The husband said that he felt he was put on this earth to explore nature and have fun. I told them that exploring nature is indeed a worthy thing. It can help us get in touch with our Creator. However, the neshamah comes to this world with only one purpose, which is to do mitzvos.
The couple wrote their letter and placed in Igros Kodesh. The letter they opened spoke about the brachah of taking on mitzvos, and particularly tefillin. And then the letter quoted the same passage regarding tefillin as we had discussed!
Baruch Hashem, a year later they had twins. The twins are now three years old.
Two Keys Together
The Rebbe speaks about the importance of spreading the miracles, and how this is an important way to bring the Geulah.
After the miracle of the woman whose mother came out of a coma after she wrote to the Rebbe that she would take her mother to the mikvah (see above), we spread the story far and wide. This gave the idea to my sister to do the same.
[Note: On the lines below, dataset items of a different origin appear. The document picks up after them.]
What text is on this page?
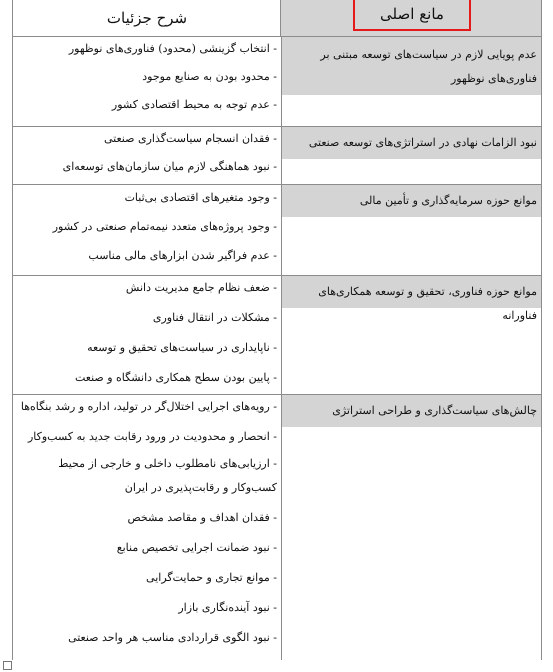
مانع اصلی
شرح جزئیات
عدم پویایی لازم در سیاست‌های توسعه مبتنی بر فناوری‌های نوظهور
- انتخاب گزینشی (محدود) فناوری‌های نوظهور
- محدود بودن به صنایع موجود
- عدم توجه به محیط اقتصادی کشور
نبود الزامات نهادی در استراتژی‌های توسعه صنعتی
- فقدان انسجام سیاست‌گذاری صنعتی
- نبود هماهنگی لازم میان سازمان‌های توسعه‌ای
موانع حوزه سرمایه‌گذاری و تأمین مالی
- وجود متغیرهای اقتصادی بی‌ثبات
- وجود پروژه‌های متعدد نیمه‌تمام صنعتی در کشور
- عدم فراگیر شدن ابزارهای مالی مناسب
موانع حوزه فناوری، تحقیق و توسعه همکاری‌های فناورانه
- ضعف نظام جامع مدیریت دانش
- مشکلات در انتقال فناوری
- ناپایداری در سیاست‌های تحقیق و توسعه
- پایین بودن سطح همکاری دانشگاه و صنعت
چالش‌های سیاست‌گذاری و طراحی استراتژی
- رویه‌های اجرایی اختلال‌گر در تولید، اداره و رشد بنگاه‌ها
- انحصار و محدودیت در ورود رقابت جدید به کسب‌وکار
- ارزیابی‌های نامطلوب داخلی و خارجی از محیط کسب‌وکار و رقابت‌پذیری در ایران
- فقدان اهداف و مقاصد مشخص
- نبود ضمانت اجرایی تخصیص منابع
- موانع تجاری و حمایت‌گرایی
- نبود آینده‌نگاری بازار
- نبود الگوی قراردادی مناسب هر واحد صنعتی
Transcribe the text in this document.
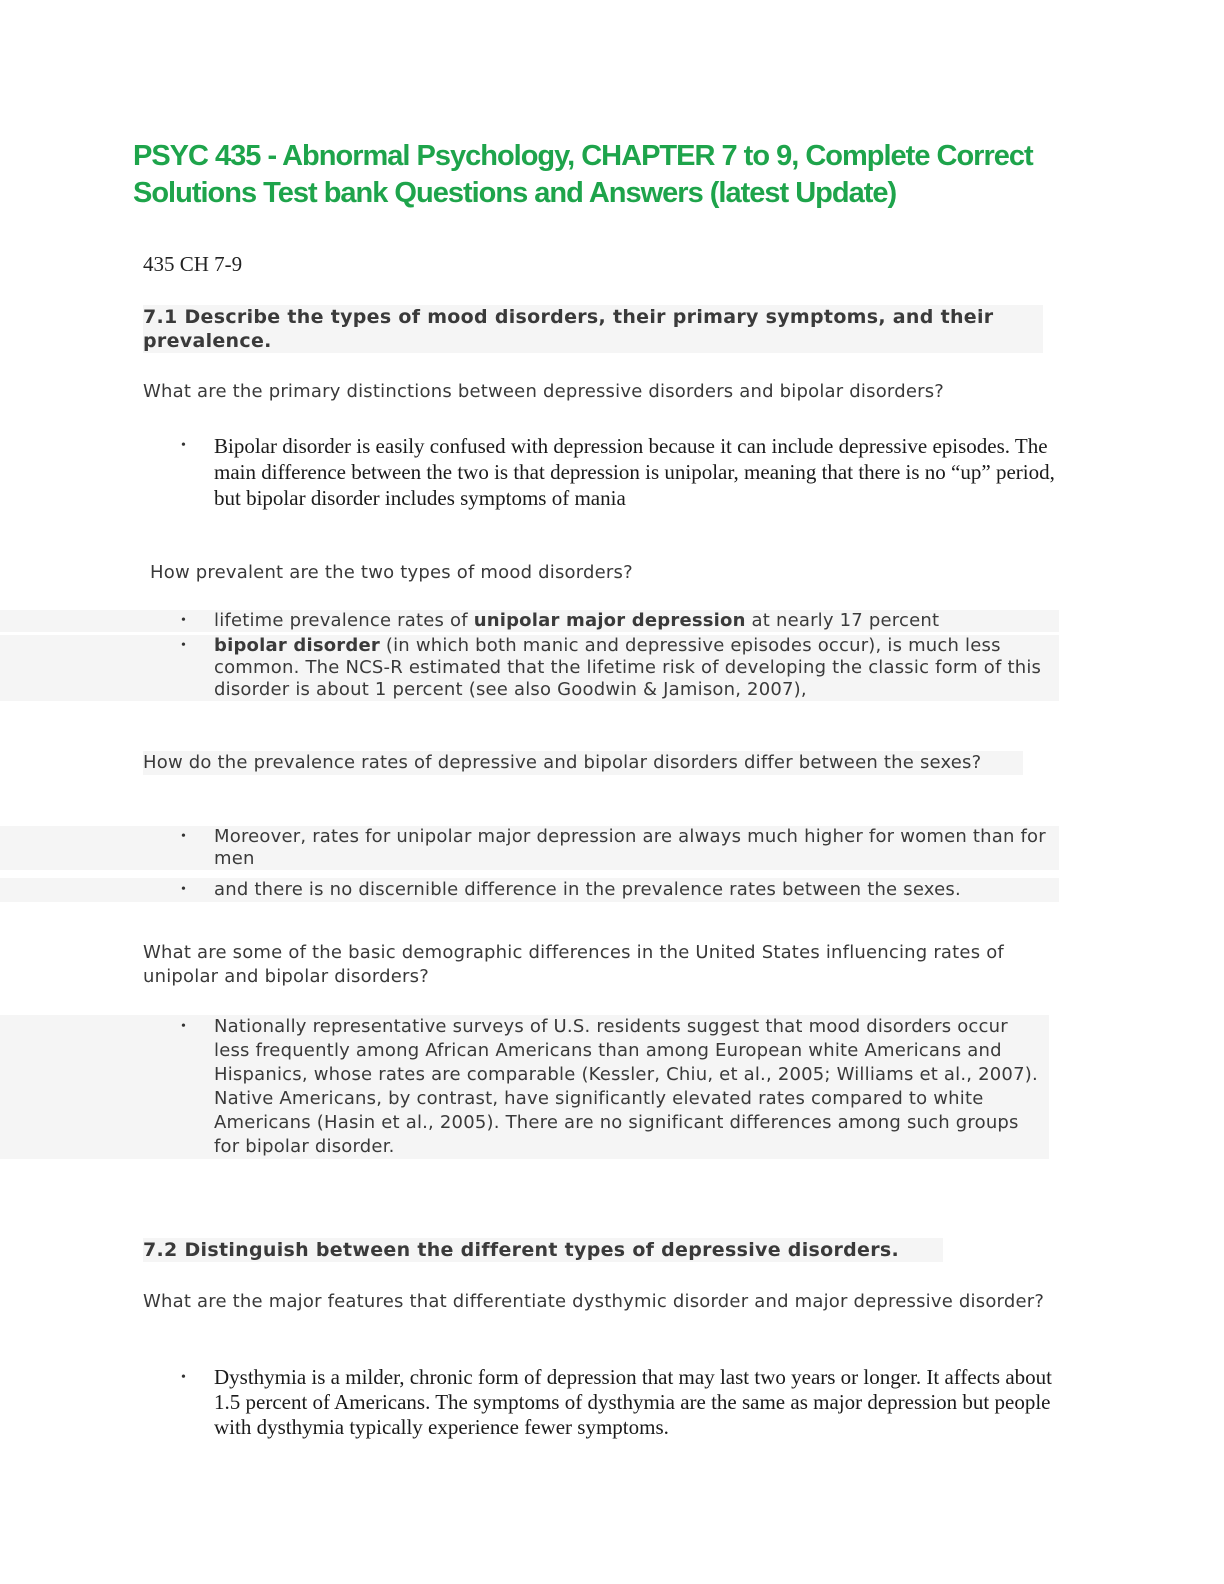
PSYC 435 - Abnormal Psychology, CHAPTER 7 to 9, Complete Correct Solutions Test bank Questions and Answers (latest Update)
435 CH 7-9
7.1 Describe the types of mood disorders, their primary symptoms, and their prevalence.
What are the primary distinctions between depressive disorders and bipolar disorders?
• Bipolar disorder is easily confused with depression because it can include depressive episodes. The main difference between the two is that depression is unipolar, meaning that there is no “up” period, but bipolar disorder includes symptoms of mania
How prevalent are the two types of mood disorders?
• lifetime prevalence rates of unipolar major depression at nearly 17 percent
• bipolar disorder (in which both manic and depressive episodes occur), is much less common. The NCS-R estimated that the lifetime risk of developing the classic form of this disorder is about 1 percent (see also Goodwin & Jamison, 2007),
How do the prevalence rates of depressive and bipolar disorders differ between the sexes?
• Moreover, rates for unipolar major depression are always much higher for women than for men
• and there is no discernible difference in the prevalence rates between the sexes.
What are some of the basic demographic differences in the United States influencing rates of unipolar and bipolar disorders?
• Nationally representative surveys of U.S. residents suggest that mood disorders occur less frequently among African Americans than among European white Americans and Hispanics, whose rates are comparable (Kessler, Chiu, et al., 2005; Williams et al., 2007). Native Americans, by contrast, have significantly elevated rates compared to white Americans (Hasin et al., 2005). There are no significant differences among such groups for bipolar disorder.
7.2 Distinguish between the different types of depressive disorders.
What are the major features that differentiate dysthymic disorder and major depressive disorder?
• Dysthymia is a milder, chronic form of depression that may last two years or longer. It affects about 1.5 percent of Americans. The symptoms of dysthymia are the same as major depression but people with dysthymia typically experience fewer symptoms.
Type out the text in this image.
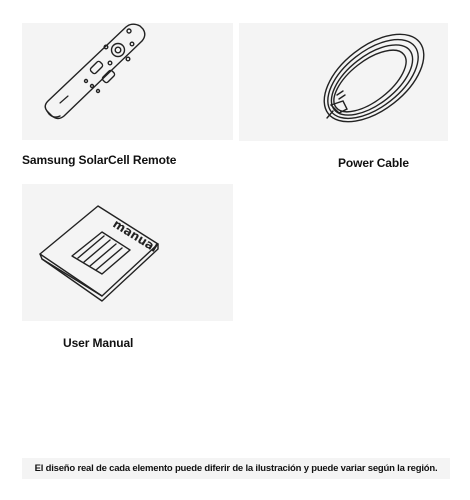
Samsung SolarCell Remote	Power Cable
manual
User Manual
El diseño real de cada elemento puede diferir de la ilustración y puede variar según la región.
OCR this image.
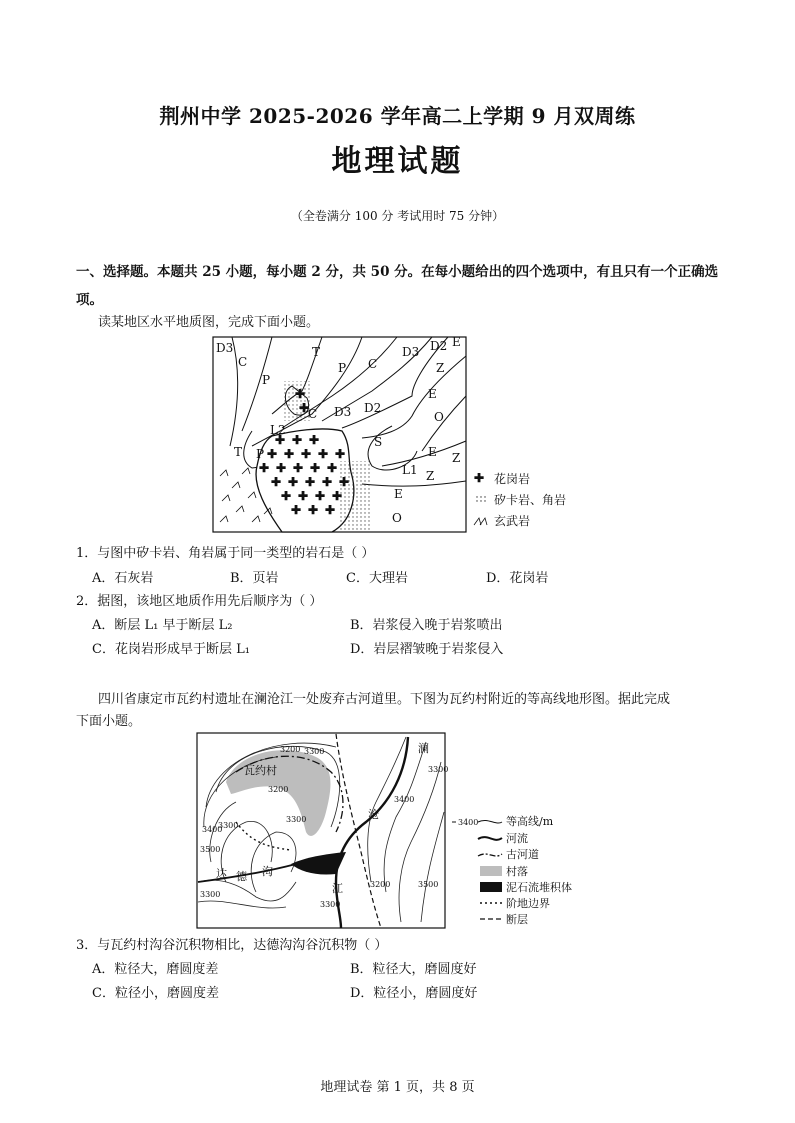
荆州中学 2025-2026 学年高二上学期 9 月双周练
地理试题
（全卷满分 100 分 考试用时 75 分钟）
一、选择题。本题共 25 小题，每小题 2 分，共 50 分。在每小题给出的四个选项中，有且只有一个正确选项。
读某地区水平地质图，完成下面小题。
✚ ✚ ✚
✚ ✚ ✚ ✚ ✚
✚ ✚ ✚ ✚ ✚
✚ ✚ ✚ ✚ ✚
✚ ✚ ✚ ✚
✚ ✚ ✚
✚
✚
D3
C
T
P C
D3 D2 E
Z
E
O
P
C D3 D2
S
E Z
L2
T P
L1 Z
E
O
✚ 花岗岩
矽卡岩、角岩
玄武岩
1．与图中矽卡岩、角岩属于同一类型的岩石是（ ）
A．石灰岩	B．页岩	C．大理岩	D．花岗岩
2．据图，该地区地质作用先后顺序为（ ）
A．断层 L₁ 早于断层 L₂	B．岩浆侵入晚于岩浆喷出
C．花岗岩形成早于断层 L₁	D．岩层褶皱晚于岩浆侵入
四川省康定市瓦约村遗址在澜沧江一处废弃古河道里。下图为瓦约村附近的等高线地形图。据此完成
下面小题。
瓦约村
达 德 沟
澜
沧
江
3200 3300
3200
3300
3400
3300
3500
3300
3200
3400
3500
3300
3300
3400	等高线/m
河流
古河道
村落
泥石流堆积体
阶地边界
断层
3．与瓦约村沟谷沉积物相比，达德沟沟谷沉积物（ ）
A．粒径大，磨圆度差	B．粒径大，磨圆度好
C．粒径小，磨圆度差	D．粒径小，磨圆度好
地理试卷 第 1 页，共 8 页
My sister, Geulah Bracha Newman, tells this story:
There was a woman in our community who had two children and was pregnant with her third. Unfortunately, she developed toxemia and fell into a coma.
Her family came over to write to the Rebbe for a brachah. They wrote a letter and included a hachlatah that she would go to the mikvah. They opened the Igros to a page that discussed the brachah of taharas hamishpachah.
I told her family to whisper in her ear that when she wakes up from her coma, they will take her to the mikvah. Within a few weeks she woke up and was discharged from the hospital, but was still very weak. She was on bed rest and not able to leave her room. The doctors said they were not sure that the child would be born healthy.
I reminded them of the Rebbe’s blessing and their hachlatah to bring her to the mikvah. Her husband asked her if she felt up to going to the mikvah. She said yes, she wanted to go. She was very excited!
We taught her everything she needed to know about going to the mikvah. She came to immerse in the beautiful Brentwood mikvah, Mikvas Mei Menachem. She brought a long list of people to daven for, and took her time in prayer. The following week, when the baby was full-term, she went into labor. She had a fully natural, uncomplicated delivery and the child was born perfectly healthy. He is five years old now.